CREU 2022 Raw data quality and Genome assembly - DR-genomics/Genomics-pipelines GitHub Wiki
- Login to amazon instance and go to your home directory. Type
ls
- Change directory to CREU_RawData_Alignment:
cd CREU_RawData_Alignment
- List files using ls command.
ls -lh
You should see a list of raw paired end sequencing files ending with .fastq extension. - Lets see the contents of a file:
less CHN-Yunnan_R1.fastq
- To count the number of reads:
grep -c "@VH00177" CHN-Yunnan_R1.fastq
- To assess the read quality, use the tool FastQC.
fastqc CHN-Yunnan_R1.fastq
You should see something similar to below.
Started analysis of CHN-Yunnan_R1.fastq
Approx 5% complete for CHN-Yunnan_R1.fastq
Approx 10% Started analysis of CHN-Yunnan_R1.fastq
........
Open a new text file using nano for_loop_fastqc.sh
In the newly created text file, copy paste the below script
### make an output directory for fastqc output within the dir CREU_RawData_Alignment
mkdir ~/CREU_RawData_Alignment/fastqc_output
### use an alias to identify the output dir
output=~/CREU_RawData_Alignment/fastqc_output
### run the loop
for file in ~/CREU_RawData_Alignment/*.fastq
do
fastqc -o ${output} ${file}
done
Save the script using Ctrl X
followed by typing Y
To run the script, type bash for_loop_fastqc.sh
Wait until it completes for all fastq files. It will create a few files that you can now view, e.g. with firefox or a web browser (the .html file).
Download the html to your local desktop using the command scp, to have a look at the results. Open a new terminal window,
cd /path/to/desktop
mkdir fastqc_output
cd fastqc_output
### Command scp (secure copy) <space> your_username@the_amazon_instance:path/of/html/files <space> .(dot, which means copy the files in the current directory)
scp [email protected]:~/CREU_RawData_Alignment/fastqc_output/*.html .
Provide password. The html files will be downloaded. Now open the directory fastqc_output in your Desktop and click CHN-Yunnan_R1_fastqc.html.

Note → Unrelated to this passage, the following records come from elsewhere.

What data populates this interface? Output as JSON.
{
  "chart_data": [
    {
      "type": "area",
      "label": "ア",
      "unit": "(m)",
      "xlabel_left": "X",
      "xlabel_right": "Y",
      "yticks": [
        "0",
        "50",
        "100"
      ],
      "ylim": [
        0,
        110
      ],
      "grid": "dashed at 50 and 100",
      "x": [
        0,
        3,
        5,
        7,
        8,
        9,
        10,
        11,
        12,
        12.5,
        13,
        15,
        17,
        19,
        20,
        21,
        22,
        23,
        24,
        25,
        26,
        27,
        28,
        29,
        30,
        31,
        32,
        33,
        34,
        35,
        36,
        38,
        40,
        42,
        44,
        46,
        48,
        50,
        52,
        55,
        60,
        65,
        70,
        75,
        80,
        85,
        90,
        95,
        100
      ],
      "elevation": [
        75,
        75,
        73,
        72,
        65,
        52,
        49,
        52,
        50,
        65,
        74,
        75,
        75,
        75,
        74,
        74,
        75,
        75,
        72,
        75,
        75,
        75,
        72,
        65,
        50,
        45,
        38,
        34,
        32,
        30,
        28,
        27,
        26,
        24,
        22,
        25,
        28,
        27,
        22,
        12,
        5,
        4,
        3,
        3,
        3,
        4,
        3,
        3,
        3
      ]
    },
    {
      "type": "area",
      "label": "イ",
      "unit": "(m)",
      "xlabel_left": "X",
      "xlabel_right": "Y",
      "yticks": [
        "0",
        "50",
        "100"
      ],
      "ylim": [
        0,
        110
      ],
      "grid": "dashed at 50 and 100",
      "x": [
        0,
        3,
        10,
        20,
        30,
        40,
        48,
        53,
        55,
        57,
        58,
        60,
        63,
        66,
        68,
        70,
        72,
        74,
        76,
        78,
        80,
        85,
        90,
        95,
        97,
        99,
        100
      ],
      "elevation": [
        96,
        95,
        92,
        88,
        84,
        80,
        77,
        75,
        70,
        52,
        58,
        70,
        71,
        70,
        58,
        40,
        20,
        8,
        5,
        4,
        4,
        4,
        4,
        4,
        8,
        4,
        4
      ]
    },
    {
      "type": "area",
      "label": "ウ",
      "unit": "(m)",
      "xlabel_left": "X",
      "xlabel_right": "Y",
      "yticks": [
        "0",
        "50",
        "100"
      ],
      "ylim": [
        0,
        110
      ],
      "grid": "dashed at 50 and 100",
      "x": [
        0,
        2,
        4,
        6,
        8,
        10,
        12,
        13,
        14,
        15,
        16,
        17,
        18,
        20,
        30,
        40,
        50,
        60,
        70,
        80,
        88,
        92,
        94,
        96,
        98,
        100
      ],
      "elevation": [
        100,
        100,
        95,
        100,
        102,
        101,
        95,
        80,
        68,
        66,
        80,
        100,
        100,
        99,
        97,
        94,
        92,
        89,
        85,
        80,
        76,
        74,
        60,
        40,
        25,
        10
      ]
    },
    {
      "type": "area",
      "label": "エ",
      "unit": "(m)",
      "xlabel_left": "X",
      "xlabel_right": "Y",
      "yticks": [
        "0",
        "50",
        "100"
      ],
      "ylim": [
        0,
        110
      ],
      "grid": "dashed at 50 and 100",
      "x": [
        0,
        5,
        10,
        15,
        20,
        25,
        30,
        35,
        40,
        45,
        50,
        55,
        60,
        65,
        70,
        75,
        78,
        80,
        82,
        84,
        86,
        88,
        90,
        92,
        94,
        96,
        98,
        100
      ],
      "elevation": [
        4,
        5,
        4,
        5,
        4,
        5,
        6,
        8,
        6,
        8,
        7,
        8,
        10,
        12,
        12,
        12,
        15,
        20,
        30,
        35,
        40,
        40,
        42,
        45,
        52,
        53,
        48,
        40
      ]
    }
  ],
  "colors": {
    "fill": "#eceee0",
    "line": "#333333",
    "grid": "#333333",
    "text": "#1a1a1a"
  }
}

BBDuk = "BB" - Author name Brian Bushnell and “Duk” stands for Decontamination Using Kmers. It is capable of quality-trimming and filtering, adapter-trimming, contaminant-filtering via kmer matching, sequence masking, GC-filtering, length filtering, etc.
Running bbduk
### Adapter trimming (do this first). Requires input of the adapter sequence, OR (here) a fasta file of the adapter(s)
bbduk.sh in=CHN-Yunnan_R1.fastq in2=CHN-Yunnan_R2.fastq out=CHN-Yunnan_clean_R1.fastq out2=CHN-Yunnan_clean_R2.fastq ref=adapters.fa qtrim=rl trimq=20
This is fine for one pair of reads, but what if you want to trim/filter an entire directory of reads?
for file in `ls -1 *R1.fastq | sed 's/R1.fastq//'`
do
bbduk.sh -Xmx1g in=$file\R1.fastq in2=$file\R2.fastq out=$file\clean_R1.fastq out2=$file\clean_R2.fastq ref=adapters.fa qtrim=rl trimq=10
done
### Move the cleaned reads to a new dir
mkdir clean_output
mv *clean* clean_output
Now, you can run FastQC again on the cleaned reads to compare with unprocessed reads.
cd clean_output
fastqc CHN-Yunnan_clean_R1.fastq
BBmap - global aligner for DNA and RNA sequencing reads. https://jgi.doe.gov/data-and-tools/software-tools/bbtools/bb-tools-user-guide/bbmap-guide/
for i in `ls -1 *R1.fastq | sed 's/R1.fastq//'`
do
bbmap.sh t=2 ref=../JS_chr23.fa in=$i\R1.fastq in2=$i\R2.fastq out=$i\mapped.sam nodisk
done
To generate coverage information, use the program pileup.sh from bbtools. It takes sam or bam (sorted or unsorted) as input and calculate the coverage
pileup.sh CHN-Yunnan_mapped.sam
or
You can use samtools to do the same.
samtools flagstat CHN-Yunnan_mapped.sam
Both will report the percentage of reads mapped to the reference genome in addition to other details such as percent of proper pairs mapped, avg coverage, singletons, etc.